A new bipartisan bill would allow savers to make charitable donations from their workplace retirement account.
The Charity Parity Act, introduced by Congressmen Don Beyer (D-VA) and Mike Kelly (R-PA), along with Senators Kevin Cramer (R-ND) and Chris Coons (D-DE), would extend direct qualified charitable donations (QCDs) to be made from employer-sponsored defined contribution (DC) retirement plans.
Savers can currently contribute up to $111,000 in in QCDs from their gross annual income, but they must be made directly from an individual retirement account (IRA). Rather than transferring retirement savings to an IRA in order to donate, the Charity Parity Act would allow seniors to contribute directly from their retirement funds. This would also eliminate rollover-related fees and administrative complexity, according to text of the bill.

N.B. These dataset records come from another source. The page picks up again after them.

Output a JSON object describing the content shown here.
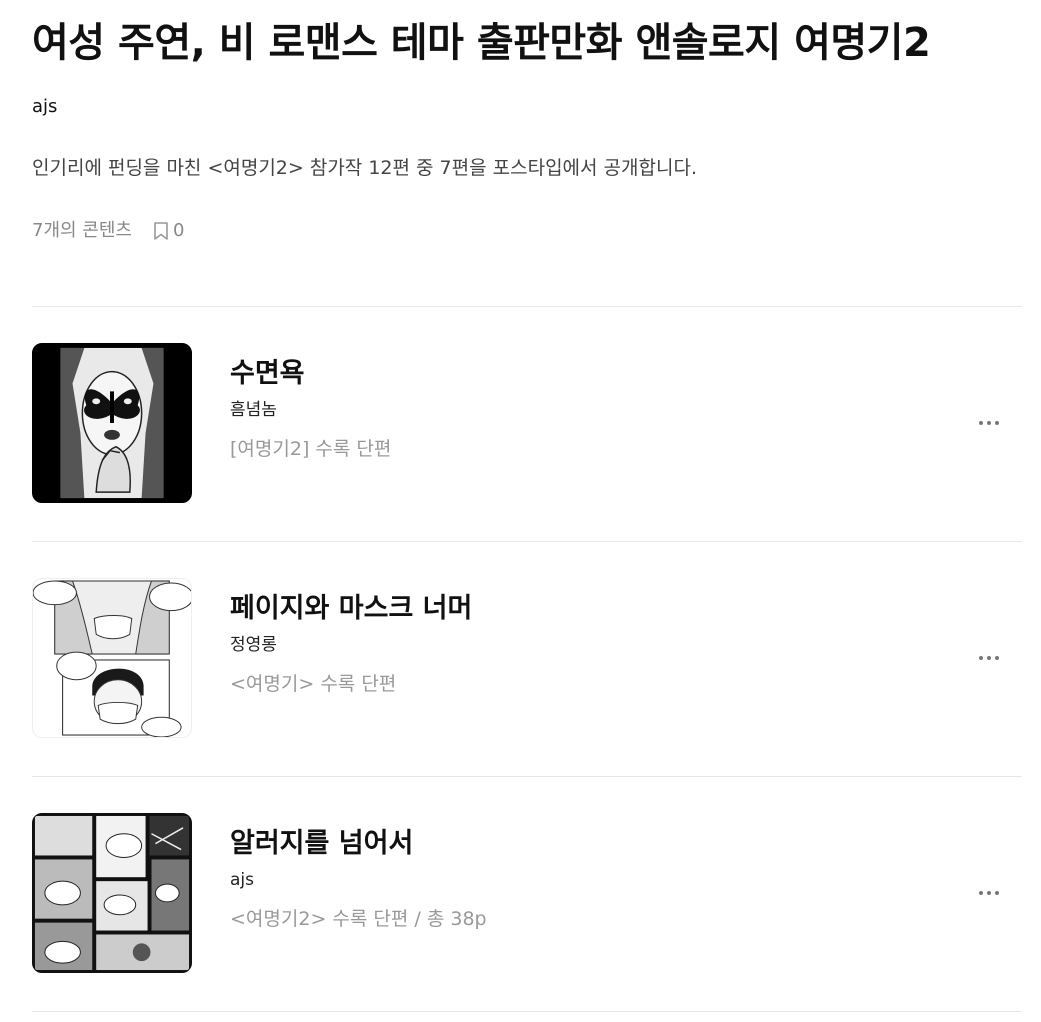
{
  "header": {
    "title": "여성 주연, 비 로맨스 테마 출판만화 앤솔로지 여명기2",
    "author": "ajs",
    "description": "인기리에 펀딩을 마친 <여명기2> 참가작 12편 중 7편을 포스타입에서 공개합니다.",
    "content_count": "7개의 콘텐츠",
    "bookmark_count": "0"
  },
  "items": [
    {
      "title": "수면욕",
      "author": "흠념놈",
      "desc": "[여명기2] 수록 단편",
      "thumb_icon": "butterfly-face-thumbnail"
    },
    {
      "title": "페이지와 마스크 너머",
      "author": "정영롱",
      "desc": "<여명기> 수록 단편",
      "thumb_icon": "masked-faces-comic-thumbnail"
    },
    {
      "title": "알러지를 넘어서",
      "author": "ajs",
      "desc": "<여명기2> 수록 단편 / 총 38p",
      "thumb_icon": "comic-panels-thumbnail"
    }
  ]
}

“The Charity Parity Act would reinforce recent bipartisan successes and encourage additional giving by providing equal treatment for savers wishing to donate to charity regardless of the type of retirement plan holding their assets,” said Rep. Beyer.
Original cosponsors of the bill include Senators Mark Warner (D-VA) and Roger Marshall (R-KS), both of whom serve on the Senate Finance Committee.
The American Retirement Association (ARA) has also backed the bill, supporting the legislation for limiting administrative hurdles on seniors when making charitable donations.
“American retirement savers should not have to jump through unnecessary hoops to support charitable causes simply because their savings are held in a 401(k), 403(b), or other employer-sponsored retirement plan instead of an IRA,” said Brian Graff, CEO of the ARA. “The Charity Parity Act builds on the success of SECURE 2.0 by ensuring retirement savers are treated fairly regardless of where they hold their assets, while making it easier for Americans to give back to the organizations and communities they care about most. By reducing administrative burdens, this legislation can help encourage greater charitable giving while strengthening retirement security.”
The bill is just one of several policy initiatives currently circulating Congress that might possibly be included in a highly anticipated SECURE 3.0 legislative package.
During the 2026 NAPA Summit in April, ARA Senior Director of Federal Legislative Affairs Josh Oppenheimer listed the bill as a possible initiative in building SECURE 3.0. He added that incorporating the legislation would justly allow savers to contribute from other types of savings funds.
“This one ensures retirement savers are treated equitably regardless of the type of retirement plan holding their assets,” he said.